Create a function that takes in x (the number of successes we are interested in), n the total sample size, p the proportion of successes, and Which Way which will take on characters "<", ">","<=",">=".
Notice that you should be able to modify your previous function (give it a new name though), and this time implement the continuity correction. Then, use your function to calculate the absolute value of the difference between the exact and approximate probability for the following probabilities and parameters:
(a) P(X < 7) for n = 15, p = 0.40
(b) P(X ≥ 5) for n = 30, p = 0.20
(c) P(X ≤ 10) for n = 50, p = 0.25
(d) P(X > 50) for n = 200, p = 0.10
Problem 3
This problem will use your functions from Problem 1 and Problem 2 to see how the approximations perform when n increases. Your function should take in a vector of sample sizes all.n, the probability of success p, and Which Way which will take on characters "<", ">","<=",">=".
Create a function that calculates the following binomial probability:
P(X ≤ (n/2)) and returns a matrix of all. n rows, and two columns; the first column being the difference between the actual probability and the normal approximation to binomial without the continuity correction for all values in all. n, and the second being the difference between the actual probability and the normal approximation to binomial with the continuity correction for all values in all. n.

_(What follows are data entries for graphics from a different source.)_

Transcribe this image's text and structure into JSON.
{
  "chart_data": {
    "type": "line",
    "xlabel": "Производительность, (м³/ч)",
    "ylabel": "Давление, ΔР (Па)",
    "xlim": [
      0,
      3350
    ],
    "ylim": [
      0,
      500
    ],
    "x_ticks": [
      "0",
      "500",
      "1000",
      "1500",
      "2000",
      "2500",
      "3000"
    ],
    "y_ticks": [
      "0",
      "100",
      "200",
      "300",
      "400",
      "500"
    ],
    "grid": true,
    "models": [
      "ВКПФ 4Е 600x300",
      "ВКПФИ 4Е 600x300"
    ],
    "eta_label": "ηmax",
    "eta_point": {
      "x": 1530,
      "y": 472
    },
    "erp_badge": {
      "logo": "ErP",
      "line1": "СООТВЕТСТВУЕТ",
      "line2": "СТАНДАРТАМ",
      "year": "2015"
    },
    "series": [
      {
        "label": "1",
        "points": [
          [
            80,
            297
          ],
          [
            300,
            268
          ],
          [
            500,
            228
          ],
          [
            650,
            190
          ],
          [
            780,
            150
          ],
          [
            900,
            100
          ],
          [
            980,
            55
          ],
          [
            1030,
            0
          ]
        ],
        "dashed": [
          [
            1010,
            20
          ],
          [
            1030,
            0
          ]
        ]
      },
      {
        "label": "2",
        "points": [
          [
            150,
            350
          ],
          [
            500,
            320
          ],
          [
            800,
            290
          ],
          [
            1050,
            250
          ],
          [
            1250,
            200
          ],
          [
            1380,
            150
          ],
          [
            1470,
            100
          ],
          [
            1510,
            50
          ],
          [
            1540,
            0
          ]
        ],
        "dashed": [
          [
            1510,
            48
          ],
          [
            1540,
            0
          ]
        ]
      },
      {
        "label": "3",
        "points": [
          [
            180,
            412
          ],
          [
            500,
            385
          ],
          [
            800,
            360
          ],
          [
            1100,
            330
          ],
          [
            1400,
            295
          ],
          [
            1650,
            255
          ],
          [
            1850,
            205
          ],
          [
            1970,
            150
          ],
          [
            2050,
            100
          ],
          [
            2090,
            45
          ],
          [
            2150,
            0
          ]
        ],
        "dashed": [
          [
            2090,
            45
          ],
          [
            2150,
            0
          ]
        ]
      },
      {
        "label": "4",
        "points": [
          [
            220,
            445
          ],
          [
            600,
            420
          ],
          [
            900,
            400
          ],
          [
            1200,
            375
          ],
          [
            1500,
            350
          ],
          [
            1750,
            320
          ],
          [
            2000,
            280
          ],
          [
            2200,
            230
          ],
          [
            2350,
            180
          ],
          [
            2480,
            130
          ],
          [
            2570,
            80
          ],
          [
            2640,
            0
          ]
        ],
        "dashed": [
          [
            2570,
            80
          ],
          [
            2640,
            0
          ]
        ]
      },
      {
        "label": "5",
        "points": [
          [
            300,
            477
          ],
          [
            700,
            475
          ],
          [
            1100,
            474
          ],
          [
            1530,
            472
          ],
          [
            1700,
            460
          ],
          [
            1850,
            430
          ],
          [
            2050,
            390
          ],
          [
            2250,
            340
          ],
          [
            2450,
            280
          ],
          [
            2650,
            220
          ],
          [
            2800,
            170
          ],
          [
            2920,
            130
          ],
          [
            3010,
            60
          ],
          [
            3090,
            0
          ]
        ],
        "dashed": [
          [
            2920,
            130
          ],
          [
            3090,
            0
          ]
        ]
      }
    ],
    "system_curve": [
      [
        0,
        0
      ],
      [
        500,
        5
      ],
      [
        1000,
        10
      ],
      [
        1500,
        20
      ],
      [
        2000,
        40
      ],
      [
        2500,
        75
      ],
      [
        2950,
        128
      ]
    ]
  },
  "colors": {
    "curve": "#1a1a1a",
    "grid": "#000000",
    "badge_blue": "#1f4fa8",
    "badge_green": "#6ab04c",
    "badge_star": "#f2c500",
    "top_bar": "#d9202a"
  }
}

Hint: sapply will automatically create a matrix if you return two values in your sapply loop. If it is the reverse of what you want, you can use X = t(X) to flip the matrix.
Then, use your function to do the following:
(a) For all.n = seq(10,400,2), p = 0.50, and the appropriate value of WhichWay, use your function to get back a large matrix of the differences. Do not print out this matrix!. Find the mean of each column and report the two means.
(b) Then, create a histogram of the differences between the actual and approximate probabilities for each method (with and without continuity). Report these two histograms (make sure you label them!).
(c) Also create two separate line plots where the values of all.n are on the x-axis, and the difference between the actual and approximate probabilities are on the y-axis. Report the two line graphs (make sure you label them!) Notice the default axis limits.
(d) Do you think the continuity correction is worth implementing? I.e, if you were approximating a binomial probability with a normal distribution, would you use the continuity correction? You can use parts (a), (b) and (c) to support your answer.